A British IT businessman has decided to move his business away from Malta after his bank deposits were frozen following the MFSA’s money laundering clampdown on Satabank.
David * told Lovin Malta he started banking with the St Julians’ based bank after his request to Bank of Valletta to reactivate an old account fell on deaf ears.
“I was originally a resident in Malta in the late 2000s and had a bank account with BOV. It was horrible to set up, trying to get bank references from existing banks is near impossible and the whole process took months,” he recounted. “I couldn’t get a response from the BOV when I asked to reactivate my account [after returning to Malta] so I went with Sata. The joining included a video call, passport and address verification, the exact same process every other bank uses. I found them easy to use, their app worked well.”
David only got to know of problems at the bank when he tried to log into the Sata app to pay his staff but was told he was blocked from the system.
“I contacted the MFSA, who sent me a condescending load of drivel basically telling me nothing,” he said. “I then saw a statement saying how it was mostly foreigners affected and local people will be fine. Having substantial connections to the island, I can say that could not be further from the truth. While the account may be held by a foreign person, the people employed in Malta are very much Maltese. While they do not bank there, they are paid from said accounts. In our case we had less than €10,000 in our account, and I’m mystified why accounts with smaller balances could not have been exempted [from the asset freeze].”
“As for the future, I’m going up move all business away from Malta. It was once a friendly jurisdiction for legitimate tech companies but the regulator’s handling of this and other affairs has been clumsy and heavy-handed. With the additional competition from Eastern Europe for fintech I can’t see Malta realistically competing in the near term.”
Although the MFSA has assured Satabank clients that their money is safe, it also informed them it would likely take “several weeks” before they are able to access it. It added that the release of funds will be subject to unspecified controls and checks and that Satabank customers will have to provide details of another bank account in an EU/EEA jurisdiction opened in the same name as their Satabank accounts.
And David is just one of hundreds, if not thousands, of depositors who have been left in limbo in the wake of the MFSA’s clampdown.
A British financial services practitioner said that she was planning to move to Malta and that a leading Maltese corporate services firm had set up a Satabank account to act as her retirement fund.
Quite frankly, doing business would have to be easier and more trustworthy in Nigeria
“This was my retirement fund and I now cannot access my accounts,” she said. “To say I am worried is an understatement.

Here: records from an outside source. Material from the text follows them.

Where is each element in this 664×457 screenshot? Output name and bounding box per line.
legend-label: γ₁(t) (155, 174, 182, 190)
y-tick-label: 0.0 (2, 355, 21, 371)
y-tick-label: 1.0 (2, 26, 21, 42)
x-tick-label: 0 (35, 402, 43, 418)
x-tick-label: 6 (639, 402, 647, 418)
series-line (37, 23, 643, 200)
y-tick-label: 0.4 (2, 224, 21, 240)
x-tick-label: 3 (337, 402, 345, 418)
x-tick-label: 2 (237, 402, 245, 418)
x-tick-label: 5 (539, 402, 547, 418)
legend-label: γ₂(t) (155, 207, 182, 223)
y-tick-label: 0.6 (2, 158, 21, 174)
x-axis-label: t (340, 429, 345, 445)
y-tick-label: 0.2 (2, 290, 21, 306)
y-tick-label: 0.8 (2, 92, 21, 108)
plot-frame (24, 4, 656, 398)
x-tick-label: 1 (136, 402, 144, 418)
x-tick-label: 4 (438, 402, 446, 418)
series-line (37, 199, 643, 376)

This shambles has driven a stake through the heart of Malta’s reputation as a credible place to do business.”
“I am also awaiting my tax rebate, and waiting, and waiting. However, the bank details given for the tax rebate are Satabank’s and I am due to make my next tax payment at the end of this month. So not only will I be expected to pay more tax, while waiting a year or more for the last one, but I cannot access my funds to pay the tax bill. Nor do I have any confidence that Malta will actually pay me back the tax due – I have no trust left. Quite frankly, doing business would have to be easier and more trustworthy in Nigeria.”
Satabank co-owner Christo Giorgiev with Prime Minister Joseph Muscat
The saga has also impacted customers of LeoPay, a London-based fintech company which provides International money transfers and is owned by Satabank’s co-owner Christo Giorgiev. Following the MFSA’s clampdown on Satabank, a number of LeoPay customers found out that they could no longer make payments or that their accounts had been closed without warning.
“My client transferred a payment to my LeoPay account earlier this month but was told his money would be credited back to the sender’s account due to problems at SEPA (Single Euro Payments Area) and SWIFT transfers of Leopay,” a user told this website. “However, he never received his money back and [Leopay] unbelievably refuses to respond to my emails on this issue. The Maltese government must also be more serious and careful as they are ruining many people’s lives and businesses indirectly at the moment just to find some criminals. This should not be the way to do it.”
LeoPay confirmed that some of its clients’ deposits are held with Satabank but said this amounts to less than 1% of its customer base.
“We would like to apologise to those impacted customers and reassure them that we are working hard to rectify the situation. We would like to reiterate that there is no liquidity issue at LeoPay.”